Als deze neiging echter wordt beschouwd als een kenmerk van dergelijke systemen, kunnen we manieren bedenken om het besturingsprobleem te omzeilen. Bijvoorbeeld de Algoritmische besluitvorming en het controleprobleem onderzoekspaper suggereert drie verschillende methoden om met de hachelijke situatie om te gaan:
- Het gebruik van minder betrouwbare systemen vereist dat een mens zich actief met het systeem bezighoudt, aangezien minder betrouwbare systemen het besturingsprobleem niet vormen.
- Wachten tot een systeem de menselijke efficiëntie en betrouwbaarheid overtreft voordat het in de echte wereld wordt geïmplementeerd.
- Alleen gedeeltelijke automatisering implementeren met behulp van taakontleding. Dit betekent dat alleen die delen van een systeem worden geautomatiseerd waarvoor geen menselijke operator nodig is om een belangrijke taak uit te voeren. Dit wordt de dynamische/complementaire functietoewijzing (DCAF)-benadering genoemd.

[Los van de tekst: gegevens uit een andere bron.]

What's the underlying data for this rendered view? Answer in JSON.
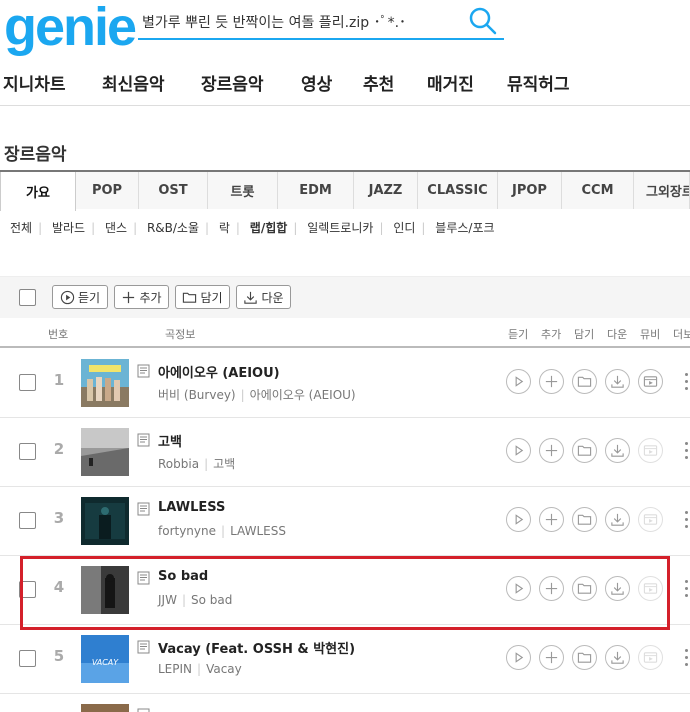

De DCAF-benadering plaatst altijd een menselijke operator aan het roer van een geautomatiseerd systeem en zorgt ervoor dat hun input de belangrijkste onderdelen van het besluitvormingsproces van het systeem regelt. Als een systeem boeiend genoeg is voor een menselijke operator om constant op te letten, kan het besturingsprobleem worden opgelost.
Kunnen we AI ooit echt beheersen?
Naarmate AI-systemen geavanceerder, capabeler en betrouwbaarder worden, zullen we doorgaan met het overdragen van meer taken aan hen. Het AI-besturingsprobleem kan echter worden opgelost met de juiste voorzorgsmaatregelen en waarborgen.
AI verandert de wereld al voor ons, vooral ten goede. Zolang de technologie onder menselijk toezicht staat, hoeven we ons nergens zorgen over te maken.